L’aggressione e la rapina
L’uomo, fingendosi interessato all’acquisto di alcuni gioielli, era entrato all’interno dell’attività commerciale e aveva intimato alla titolare la consegna di preziosi, minacciandola con un coltello. Ne nasceva una colluttazione al culmine della quale il 58enne, dopo aver afferrato la donna per le braccia e averla trascinata sul retro del negozio, le legava i polsi e le caviglie con nastro adesivo, coprendole anche la bocca.
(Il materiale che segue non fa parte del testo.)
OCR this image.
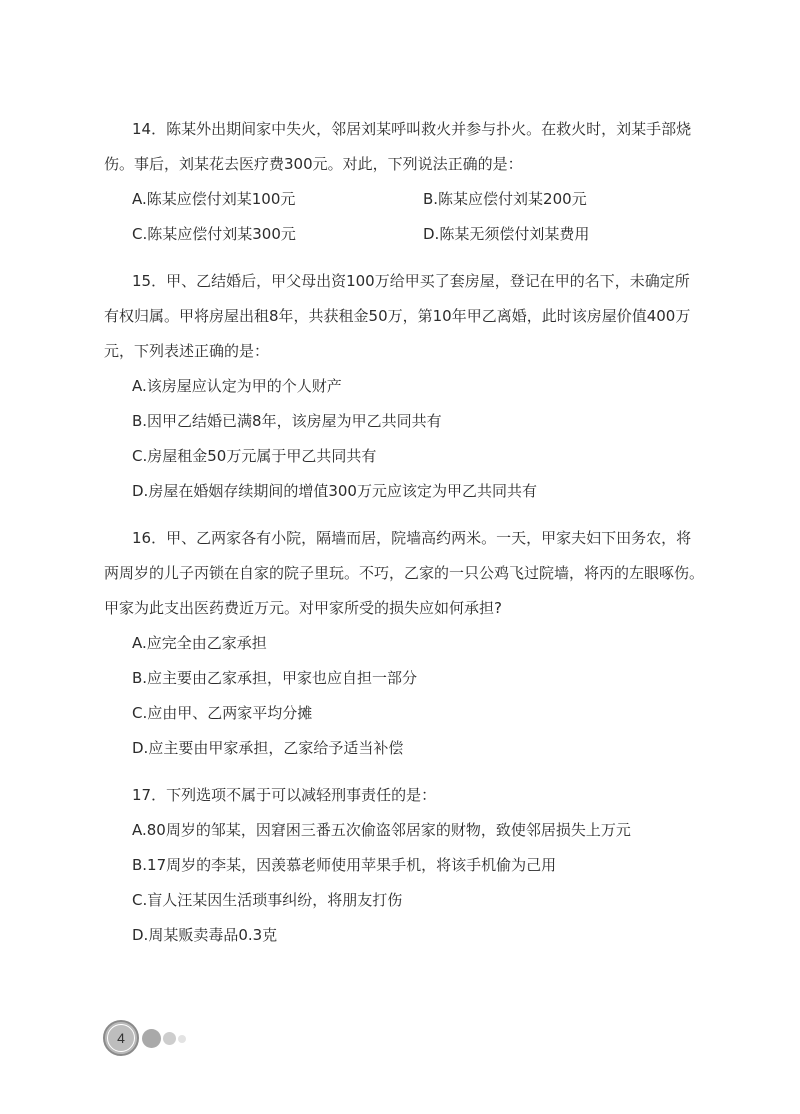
14．陈某外出期间家中失火，邻居刘某呼叫救火并参与扑火。在救火时，刘某手部烧伤。事后，刘某花去医疗费300元。对此，下列说法正确的是：

A.陈某应偿付刘某100元	B.陈某应偿付刘某200元

C.陈某应偿付刘某300元	D.陈某无须偿付刘某费用

15．甲、乙结婚后，甲父母出资100万给甲买了套房屋，登记在甲的名下，未确定所有权归属。甲将房屋出租8年，共获租金50万，第10年甲乙离婚，此时该房屋价值400万元，下列表述正确的是：

A.该房屋应认定为甲的个人财产

B.因甲乙结婚已满8年，该房屋为甲乙共同共有

C.房屋租金50万元属于甲乙共同共有

D.房屋在婚姻存续期间的增值300万元应该定为甲乙共同共有

16．甲、乙两家各有小院，隔墙而居，院墙高约两米。一天，甲家夫妇下田务农，将两周岁的儿子丙锁在自家的院子里玩。不巧，乙家的一只公鸡飞过院墙，将丙的左眼啄伤。甲家为此支出医药费近万元。对甲家所受的损失应如何承担?

A.应完全由乙家承担

B.应主要由乙家承担，甲家也应自担一部分

C.应由甲、乙两家平均分摊

D.应主要由甲家承担，乙家给予适当补偿

17．下列选项不属于可以减轻刑事责任的是：

A.80周岁的邹某，因窘困三番五次偷盗邻居家的财物，致使邻居损失上万元

B.17周岁的李某，因羡慕老师使用苹果手机，将该手机偷为己用

C.盲人汪某因生活琐事纠纷，将朋友打伤

D.周某贩卖毒品0.3克

4
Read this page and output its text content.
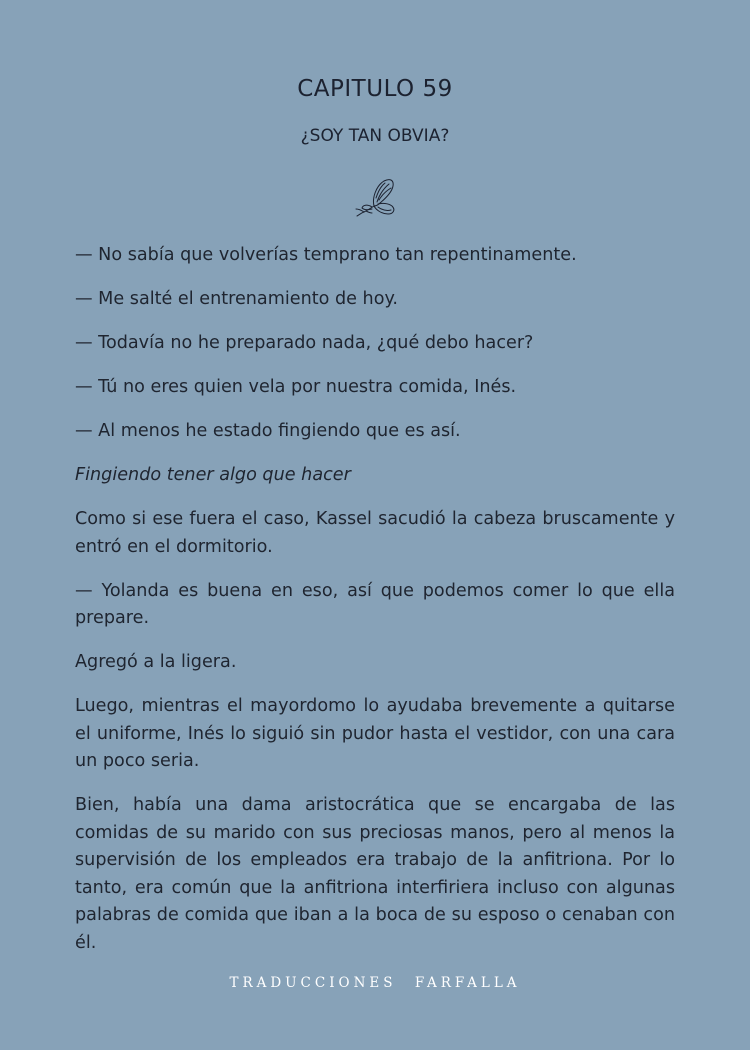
CAPITULO 59
¿SOY TAN OBVIA?

— No sabía que volverías temprano tan repentinamente.

— Me salté el entrenamiento de hoy.

— Todavía no he preparado nada, ¿qué debo hacer?

— Tú no eres quien vela por nuestra comida, Inés.

— Al menos he estado fingiendo que es así.

Fingiendo tener algo que hacer

Como si ese fuera el caso, Kassel sacudió la cabeza bruscamente y entró en el dormitorio.

— Yolanda es buena en eso, así que podemos comer lo que ella prepare.

Agregó a la ligera.

Luego, mientras el mayordomo lo ayudaba brevemente a quitarse el uniforme, Inés lo siguió sin pudor hasta el vestidor, con una cara un poco seria.

Bien, había una dama aristocrática que se encargaba de las comidas de su marido con sus preciosas manos, pero al menos la supervisión de los empleados era trabajo de la anfitriona. Por lo tanto, era común que la anfitriona interfiriera incluso con algunas palabras de comida que iban a la boca de su esposo o cenaban con él.

TRADUCCIONES FARFALLA
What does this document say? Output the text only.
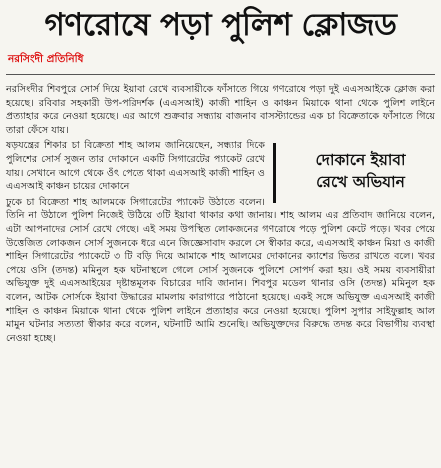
গণরোষে পড়া পুলিশ ক্লোজড
নরসিংদী প্রতিনিধি

নরসিংদীর শিবপুরে সোর্স দিয়ে ইয়াবা রেখে ব্যবসায়ীকে ফাঁসাতে গিয়ে গণরোষে পড়া দুই এএসআইকে ক্লোজ করা হয়েছে। রবিবার সহকারী উপ-পরিদর্শক (এএসআই) কাজী শাহিন ও কাঞ্চন মিয়াকে থানা থেকে পুলিশ লাইনে প্রত্যাহার করে নেওয়া হয়েছে। এর আগে শুক্রবার সন্ধ্যায় বাজনাব বাসস্ট্যান্ডের এক চা বিক্রেতাকে ফাঁসাতে গিয়ে তারা ফেঁসে যায়।

দোকানে ইয়াবা
রেখে অভিযান

ষড়যন্ত্রের শিকার চা বিক্রেতা শাহ আলম জানিয়েছেন, সন্ধ্যার দিকে পুলিশের সোর্স সুজন তার দোকানে একটি সিগারেটের প্যাকেট রেখে যায়। সেখানে আগে থেকে ওঁৎ পেতে থাকা এএসআই কাজী শাহিন ও এএসআই কাঞ্চন চায়ের দোকানে

ঢুকে চা বিক্রেতা শাহ আলমকে সিগারেটের প্যাকেট উঠাতে বলেন। তিনি না উঠালে পুলিশ নিজেই উঠিয়ে ৩টি ইয়াবা থাকার কথা জানায়। শাহ আলম এর প্রতিবাদ জানিয়ে বলেন, এটা আপনাদের সোর্স রেখে গেছে। এই সময় উপস্থিত লোকজনের গণরোষে পড়ে পুলিশ কেটে পড়ে। খবর পেয়ে উত্তেজিত লোকজন সোর্স সুজনকে ধরে এনে জিজ্ঞেসাবাদ করলে সে স্বীকার করে, এএসআই কাঞ্চন মিয়া ও কাজী শাহিন সিগারেটের প্যাকেটে ৩ টি বড়ি দিয়ে আমাকে শাহ আলমের দোকানের ক্যাশের ভিতর রাখতে বলে। খবর পেয়ে ওসি (তদন্ত) মমিনুল হক ঘটনাস্থলে গেলে সোর্স সুজনকে পুলিশে সোপর্দ করা হয়। ওই সময় ব্যবসায়ীরা অভিযুক্ত দুই এএসআইয়ের দৃষ্টান্তমূলক বিচারের দাবি জানান। শিবপুর মডেল থানার ওসি (তদন্ত) মমিনুল হক বলেন, আটক সোর্সকে ইয়াবা উদ্ধারের মামলায় কারাগারে পাঠানো হয়েছে। একই সঙ্গে অভিযুক্ত এএসআই কাজী শাহিন ও কাঞ্চন মিয়াকে থানা থেকে পুলিশ লাইনে প্রত্যাহার করে নেওয়া হয়েছে। পুলিশ সুপার সাইফুল্লাহ আল মামুন ঘটনার সত্যতা স্বীকার করে বলেন, ঘটনাটি আমি শুনেছি। অভিযুক্তদের বিরুদ্ধে তদন্ত করে বিভাগীয় ব্যবস্থা নেওয়া হচ্ছে।
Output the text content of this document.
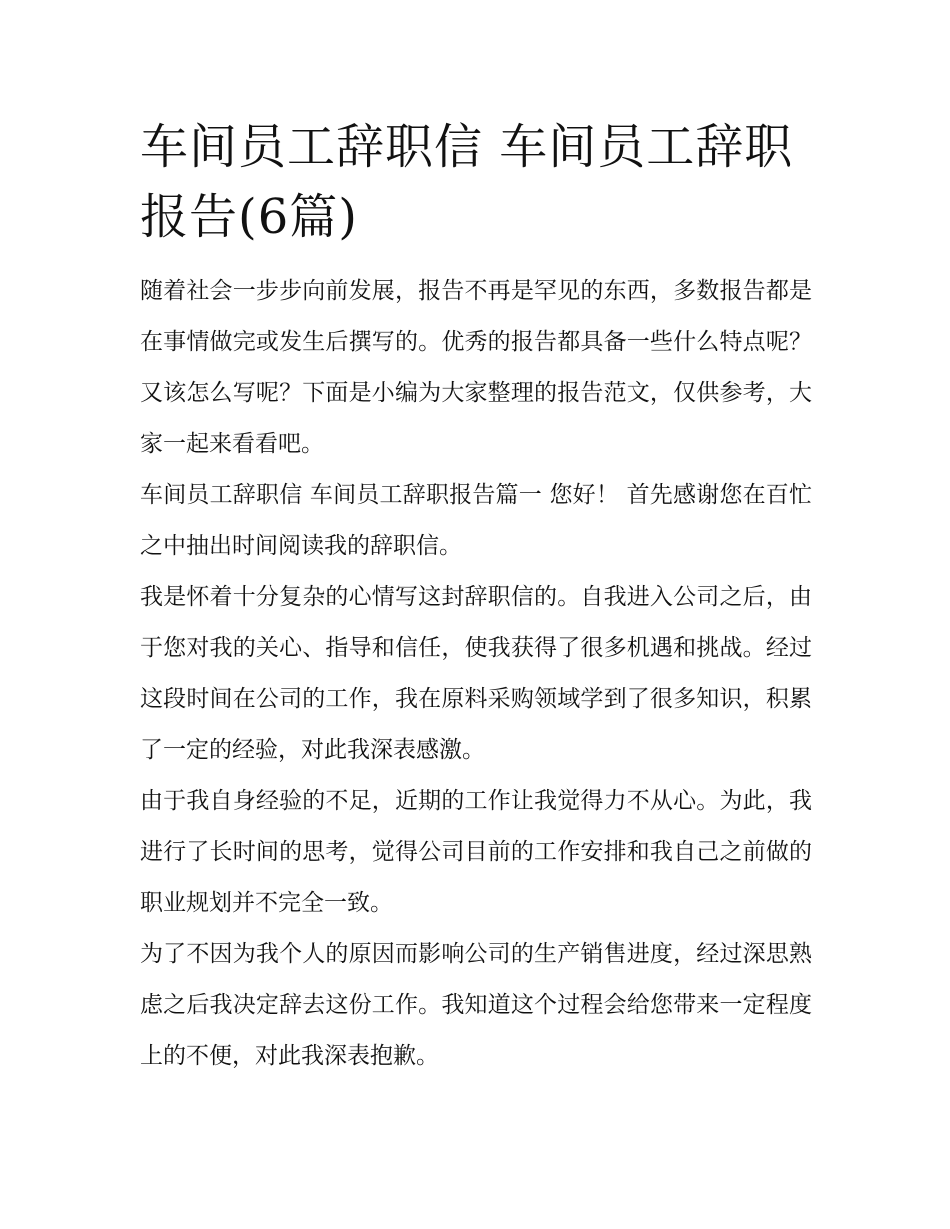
车间员工辞职信 车间员工辞职报告(6篇)

随着社会一步步向前发展，报告不再是罕见的东西，多数报告都是在事情做完或发生后撰写的。优秀的报告都具备一些什么特点呢？又该怎么写呢？下面是小编为大家整理的报告范文，仅供参考，大家一起来看看吧。

车间员工辞职信 车间员工辞职报告篇一 您好！ 首先感谢您在百忙之中抽出时间阅读我的辞职信。

我是怀着十分复杂的心情写这封辞职信的。自我进入公司之后，由于您对我的关心、指导和信任，使我获得了很多机遇和挑战。经过这段时间在公司的工作，我在原料采购领域学到了很多知识，积累了一定的经验，对此我深表感激。

由于我自身经验的不足，近期的工作让我觉得力不从心。为此，我进行了长时间的思考，觉得公司目前的工作安排和我自己之前做的职业规划并不完全一致。

为了不因为我个人的原因而影响公司的生产销售进度，经过深思熟虑之后我决定辞去这份工作。我知道这个过程会给您带来一定程度上的不便，对此我深表抱歉。
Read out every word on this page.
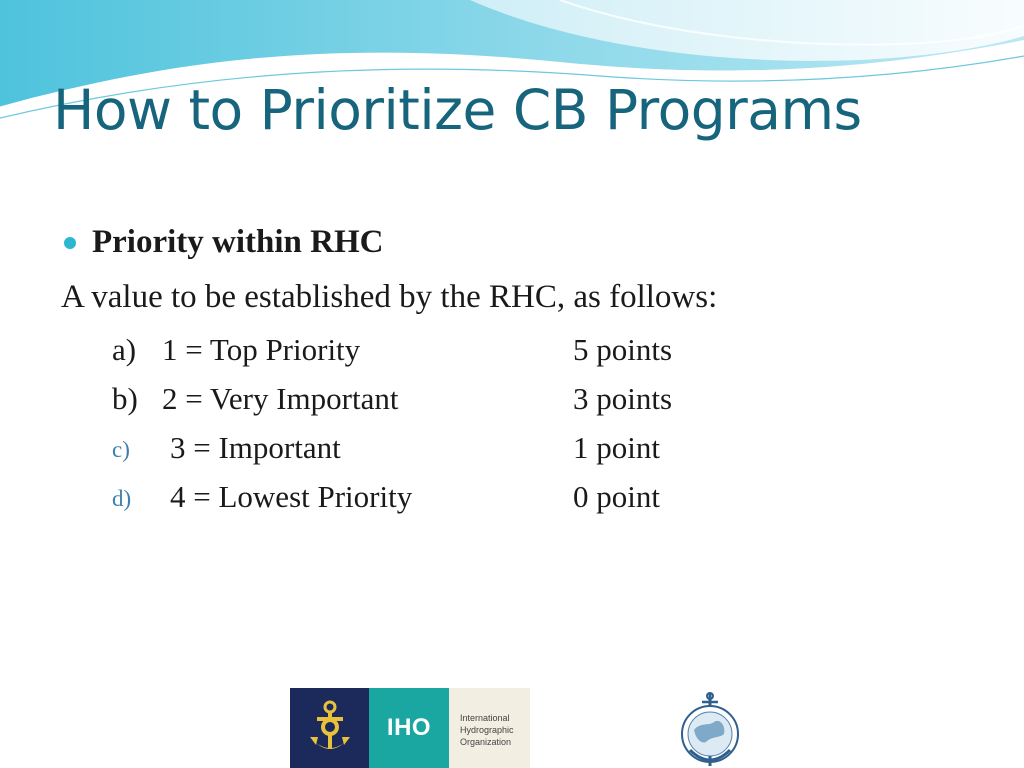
How to Prioritize CB Programs
Priority within RHC
A value to be established by the RHC, as follows:
a) 1 = Top Priority	5 points
b) 2 = Very Important	3 points
c) 3 = Important	1 point
d) 4 = Lowest Priority	0 point
IHO	International
Hydrographic
Organization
Nella circostanza, l’uomo riusciva a impossessarsi di un cofanetto contenente monili e oggetti di gioielleria per un valore complessivo stimato in circa 20.000 euro, nonché di 8mila euro in contanti, dandosi poi alla fuga.
La confessione
Le indagini, svolte da personale della Squadra Mobile torinese, attraverso l’analisi dei tabulati e l’individuazione fotografica, permetteva di acquisire elementi utili all’identificazione dell’autore del fatto, che nel settembre del 2025 confessava la rapina negli uffici della polizia ferroviaria della stazione di Mestre (VE).
Il provvedimento di arresto gli è stato notificato nei giorni scorsi in carcere a Torino, dove l’uomo risulta detenuto da novembre 2025, poiché arrestato in flagranza per il reato di lesioni ai danni del personale sanitario dell’ospedale San Giovanni Bosco.